An industrial strength magnet might make the data on the drives unreadable, if you mean the kind they use to lift cars in a scrapyard. The drives are pretty well protected from even strong permanent magnets. The NSA recommendation is to reduce them to fine dust in a grinder following degaussing since there is concern that even massive magnetic noise may be insufficient to hide everything. But you will not be able to use them for anything else after zapping them with a degausser. Aside from the damage to the mechanical parts and circuits, the platters themselves are factory formatted (like a "blank" CD) and if you erase that level of formatting via degaussing, you will not be able to format them for use under an OS.

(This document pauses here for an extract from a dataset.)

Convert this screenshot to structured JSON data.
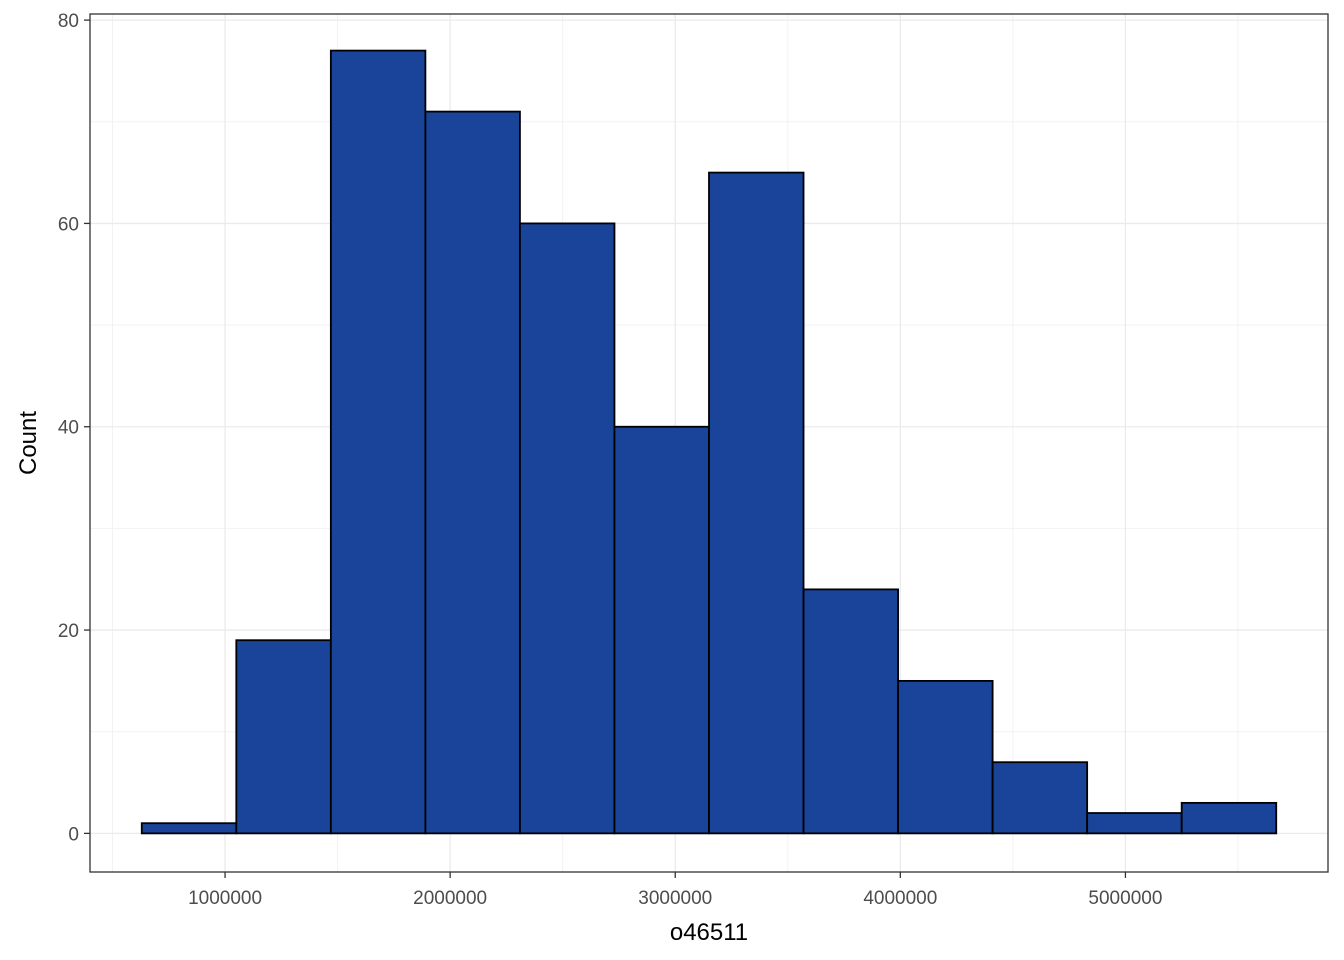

https://www.kjmagnetics.com/blog.asp?p=hard-drive-destruction Throwing away your drives is almost certainly overkill for any common virus. If you are not confident that your antivirus software can detect and remove suspected viruses, then the DBAN followed by fresh format is as far as you probably need to go. Modern hard drives have a firmware secure erase routine built in, but it is difficult to access from most OS's, and even blocked by some BIOS versions to prevent the accidental erasure of the drive. One way of calling the routine is here:
http://cmrr.ucsd.edu/people/Hughes/secure-erase.html. Not for the faint of heart, but it does not require a second computer and once the sequence is initiated it is impervious to any interference by a program running on the computer.
That stuff applies mostly to destroying classified data. As far as removing a virus, like any other computer program, all you need to do is make a few bits unreadable to make it stop working. You do not have to remove all traces from the possibility of forensic recovery by state actors. A simple delete will kill it dead.